The code should simplify to something like:

MECHANISM_GO_MAPPING = yaml.load("metadata/signor_mechanism_go_mapping.yaml")

Also adding a "relation" field for each mapping. Note the example relation assignments above are made up by me. I believe @thomaspd will be adding this field to the same table in the paper so I can just populate from that.

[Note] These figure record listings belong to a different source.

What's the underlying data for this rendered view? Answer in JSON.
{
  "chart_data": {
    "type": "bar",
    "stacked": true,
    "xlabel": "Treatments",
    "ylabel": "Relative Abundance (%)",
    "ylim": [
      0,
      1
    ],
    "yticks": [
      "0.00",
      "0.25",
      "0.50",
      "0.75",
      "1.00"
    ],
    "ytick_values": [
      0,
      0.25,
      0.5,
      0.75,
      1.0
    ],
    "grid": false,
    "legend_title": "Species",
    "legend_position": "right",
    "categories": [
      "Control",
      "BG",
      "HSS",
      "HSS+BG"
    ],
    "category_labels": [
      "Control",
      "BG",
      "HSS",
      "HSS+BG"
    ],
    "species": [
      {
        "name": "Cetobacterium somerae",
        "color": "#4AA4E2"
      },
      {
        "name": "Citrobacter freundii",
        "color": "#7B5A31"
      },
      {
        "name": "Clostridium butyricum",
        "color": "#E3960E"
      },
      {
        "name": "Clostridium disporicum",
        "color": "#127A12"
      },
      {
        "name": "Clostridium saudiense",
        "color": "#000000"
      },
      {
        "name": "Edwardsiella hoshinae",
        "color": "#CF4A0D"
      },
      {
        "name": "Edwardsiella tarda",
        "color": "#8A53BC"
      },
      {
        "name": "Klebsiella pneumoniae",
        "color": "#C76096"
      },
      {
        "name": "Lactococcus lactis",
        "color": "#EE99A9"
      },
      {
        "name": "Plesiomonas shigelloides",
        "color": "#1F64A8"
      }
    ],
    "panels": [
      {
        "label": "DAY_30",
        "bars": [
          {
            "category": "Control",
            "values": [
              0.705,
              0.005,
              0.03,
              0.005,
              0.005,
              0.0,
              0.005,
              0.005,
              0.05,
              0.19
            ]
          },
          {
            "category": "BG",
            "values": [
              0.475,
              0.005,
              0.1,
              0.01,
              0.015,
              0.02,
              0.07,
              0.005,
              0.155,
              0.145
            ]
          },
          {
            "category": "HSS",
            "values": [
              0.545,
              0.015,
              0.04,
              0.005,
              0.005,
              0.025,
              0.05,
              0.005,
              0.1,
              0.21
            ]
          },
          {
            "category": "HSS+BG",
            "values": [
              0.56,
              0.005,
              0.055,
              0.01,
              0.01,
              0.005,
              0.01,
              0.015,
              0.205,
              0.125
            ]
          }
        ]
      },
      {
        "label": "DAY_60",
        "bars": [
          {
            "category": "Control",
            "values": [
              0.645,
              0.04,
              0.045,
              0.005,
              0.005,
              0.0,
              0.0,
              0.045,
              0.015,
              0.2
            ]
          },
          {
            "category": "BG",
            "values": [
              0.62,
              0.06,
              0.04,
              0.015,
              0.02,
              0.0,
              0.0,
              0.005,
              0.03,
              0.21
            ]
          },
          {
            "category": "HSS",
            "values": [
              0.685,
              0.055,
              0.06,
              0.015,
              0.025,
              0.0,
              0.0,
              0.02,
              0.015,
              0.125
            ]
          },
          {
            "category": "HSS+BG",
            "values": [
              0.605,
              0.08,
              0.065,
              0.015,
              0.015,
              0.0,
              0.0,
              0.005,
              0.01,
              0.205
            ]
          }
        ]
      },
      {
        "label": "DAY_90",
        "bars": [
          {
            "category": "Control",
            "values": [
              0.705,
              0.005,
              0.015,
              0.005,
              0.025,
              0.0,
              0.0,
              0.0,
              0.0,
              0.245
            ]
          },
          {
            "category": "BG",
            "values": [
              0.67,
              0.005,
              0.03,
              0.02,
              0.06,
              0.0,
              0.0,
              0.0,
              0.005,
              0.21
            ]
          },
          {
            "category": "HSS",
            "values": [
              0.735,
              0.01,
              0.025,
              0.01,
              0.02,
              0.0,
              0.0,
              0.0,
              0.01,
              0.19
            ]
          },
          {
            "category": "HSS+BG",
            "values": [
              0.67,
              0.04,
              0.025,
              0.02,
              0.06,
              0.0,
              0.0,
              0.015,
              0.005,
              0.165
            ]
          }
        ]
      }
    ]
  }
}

dustine32 commented 4 years ago

Actually, this format's way more readable:

-
  MECHANISM: acetylation
  MI_ID: MI:0192
  GO_ID: GO:0016407
  RELATION: RO:0002304
-
  MECHANISM: binding
  MI_ID: MI:0915
  GO_ID: GO:0005515
  RELATION: RO:0002629
vtoure commented 4 years ago

@dustine32 Why is there a 'relation' mapped for each mechanism? It is not a one-to-one mapping, right? (i.e, one mechanism can have different type of causal relation) or does 'relation' refers to something else? Thanks

dustine32 commented 4 years ago

@vtoure Right, the relation column shouldn't be 1:1 for mechanisms. I just quickly added those examples for the ticket. @thomaspd was going to add a relation column to the paper table but I'm actually not sure what the values will look like. I could see the cardinality being zero-to-many with zero just meaning use the existing default causal relation logic we've already coded.

This probably relates to some of the paper doc comments:

Currently, this RELATION field is just sitting in the new YAML file, being ignored by the conversion code. We can wait to see what @thomaspd has in mind for this field and then design accordingly?